The evaluation set is limited to 50 seed scenarios, which covers only a fraction of the tool-server-constraint combinatorial space.
Analysis focuses primary on frontier/large open-source models; the stability of small model training via C-World needs further verification.
World Engine absolute scores have a systematic bias compared to live execution (e.g., DeepSeek-V3.2 synthetic Pass% is much lower than real).
Future Work: (1) Continuous evolution of task synthesis; (2) Confidence estimation for the World Engine; (3) Expanding primary analysis to sub-10B models.

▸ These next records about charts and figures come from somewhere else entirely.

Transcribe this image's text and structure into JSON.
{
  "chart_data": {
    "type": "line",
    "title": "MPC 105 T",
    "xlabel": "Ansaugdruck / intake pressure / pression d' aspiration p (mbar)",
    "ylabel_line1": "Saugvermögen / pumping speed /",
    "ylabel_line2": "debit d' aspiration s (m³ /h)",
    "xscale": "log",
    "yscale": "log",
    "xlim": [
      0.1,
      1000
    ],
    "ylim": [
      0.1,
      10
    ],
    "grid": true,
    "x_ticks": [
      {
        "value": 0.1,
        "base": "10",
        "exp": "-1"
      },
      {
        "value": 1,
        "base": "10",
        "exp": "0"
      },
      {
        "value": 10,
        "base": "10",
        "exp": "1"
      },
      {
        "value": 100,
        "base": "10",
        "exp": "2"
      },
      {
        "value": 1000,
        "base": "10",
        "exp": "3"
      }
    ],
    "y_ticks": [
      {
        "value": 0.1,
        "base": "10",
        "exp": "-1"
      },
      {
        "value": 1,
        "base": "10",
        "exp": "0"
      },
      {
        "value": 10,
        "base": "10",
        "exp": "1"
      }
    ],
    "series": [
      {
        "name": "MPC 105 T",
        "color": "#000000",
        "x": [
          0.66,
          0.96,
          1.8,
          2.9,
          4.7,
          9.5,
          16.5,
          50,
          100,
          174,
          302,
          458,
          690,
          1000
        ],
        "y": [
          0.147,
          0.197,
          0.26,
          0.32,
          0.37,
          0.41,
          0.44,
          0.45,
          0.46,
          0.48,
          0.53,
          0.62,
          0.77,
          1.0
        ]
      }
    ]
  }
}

vs AgentBench / WebArena: These are static benchmarks with fewer tools; C-World is an "evolvable" environment with state perturbation.
vs ToolBench / Toucan: Both synthesize data, but C-World's finding of 1.2k > 119k challenges the practice of simply scaling data volume.
vs MCP-Bench: C-World is the first to formalize a "tool response simulator" (World Engine) that is empirically equivalent to live APIs.

Rating¶

Novelty: ⭐⭐⭐⭐⭐ "Environment creation system" over "benchmark" is a paradigm shift.
Experimental Thoroughness: ⭐⭐⭐⭐ Covers 9 frontier LLMs and dual modes, though seed count is relatively small.
Writing Quality: ⭐⭐⭐⭐ Clear formalization with distinct sections for each component.
Value: ⭐⭐⭐⭐⭐ Most practical infrastructure for training/evaluating computer-use agents currently available.